Food and Addiction, a Comprehensive Handbook

Reprinted from Eating Disorders Review
May/June Volume 25, Number 3
©2014 iaedp

The interface between food intake, weight, eating behavior, and addiction has been a topic of increasing interest in recent years. For example, there was some consideration given to including obesity in the DSM-5, with proponents of such inclusion in part arguing for an addiction model. Twelve-step group approaches to earning disorder and obesity treatment have been tried, and in some areas are quite popular. Recently there has been increasing interest in the role of the concept of reward in disordered eating behavior; and much of this research is focused not only on the consumption food, but also on the consumption of drugs. Thus, the interface of food and addiction is currently quite topical. Still, discrepancies and significant uncertainties remain in this area. For example, there is real controversy about the idea that some foods could be addictive. In addition, the model of abstinence holds sway in the field of substance use, but such a model is not readily applicable to food intake.

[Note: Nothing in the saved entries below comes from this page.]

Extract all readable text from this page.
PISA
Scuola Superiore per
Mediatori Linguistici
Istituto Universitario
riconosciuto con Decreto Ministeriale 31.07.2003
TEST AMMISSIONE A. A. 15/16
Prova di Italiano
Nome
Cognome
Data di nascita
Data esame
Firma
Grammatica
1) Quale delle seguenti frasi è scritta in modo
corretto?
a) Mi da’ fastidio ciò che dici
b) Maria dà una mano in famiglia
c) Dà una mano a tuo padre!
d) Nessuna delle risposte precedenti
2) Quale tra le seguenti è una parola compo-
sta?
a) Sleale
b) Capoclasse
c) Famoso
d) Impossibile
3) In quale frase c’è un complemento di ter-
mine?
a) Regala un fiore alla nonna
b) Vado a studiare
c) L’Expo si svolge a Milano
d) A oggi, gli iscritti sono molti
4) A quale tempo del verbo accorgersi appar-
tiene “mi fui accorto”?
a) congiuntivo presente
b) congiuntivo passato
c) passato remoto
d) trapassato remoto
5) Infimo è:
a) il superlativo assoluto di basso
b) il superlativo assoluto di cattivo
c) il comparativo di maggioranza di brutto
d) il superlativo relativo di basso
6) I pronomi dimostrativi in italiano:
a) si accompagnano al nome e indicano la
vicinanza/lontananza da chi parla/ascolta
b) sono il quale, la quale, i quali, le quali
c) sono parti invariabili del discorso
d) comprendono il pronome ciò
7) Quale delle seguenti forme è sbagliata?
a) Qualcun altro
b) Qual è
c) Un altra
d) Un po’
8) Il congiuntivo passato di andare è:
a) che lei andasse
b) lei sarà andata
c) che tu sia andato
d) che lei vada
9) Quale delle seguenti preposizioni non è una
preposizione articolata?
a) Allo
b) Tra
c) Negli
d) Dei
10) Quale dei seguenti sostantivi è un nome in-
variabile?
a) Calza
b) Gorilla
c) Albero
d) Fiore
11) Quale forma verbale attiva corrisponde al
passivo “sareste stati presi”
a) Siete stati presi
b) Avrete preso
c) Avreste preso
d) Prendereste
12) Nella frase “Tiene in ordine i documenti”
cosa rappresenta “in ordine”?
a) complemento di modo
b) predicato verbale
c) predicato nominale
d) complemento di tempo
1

A new volume, Food and Addiction, a Comprehensive Handbook edited by Drs. Kelly D. Brownell and Mark S. Gold, is a very useful contribution to the literature in this area. The book covers a wide scope of topics related to this field. Sections examine the neurobiology of addiction, regulation of eating behaviors, and the interface of food intake and addiction. Thereafter, the clinical, public health, and legal implications of this literature are considered. The book contains contributions from leaders in the field. Coverage is concise, thoughtful, and authoritative. One particularly appealing aspect of the book is that the chapters are of very manageable length (66 chapters in about 450 pages). This affords the reader the ability to pick and choose topics of particular interest, which can be easily accessed; alternatively, the book taken as a whole provides a broad and thorough view of this area.

Regardless of whether or not one considers food intake to be an addictive behavior, the interface between addiction and food is one that arises frequently, and as such this book is of real value to the field.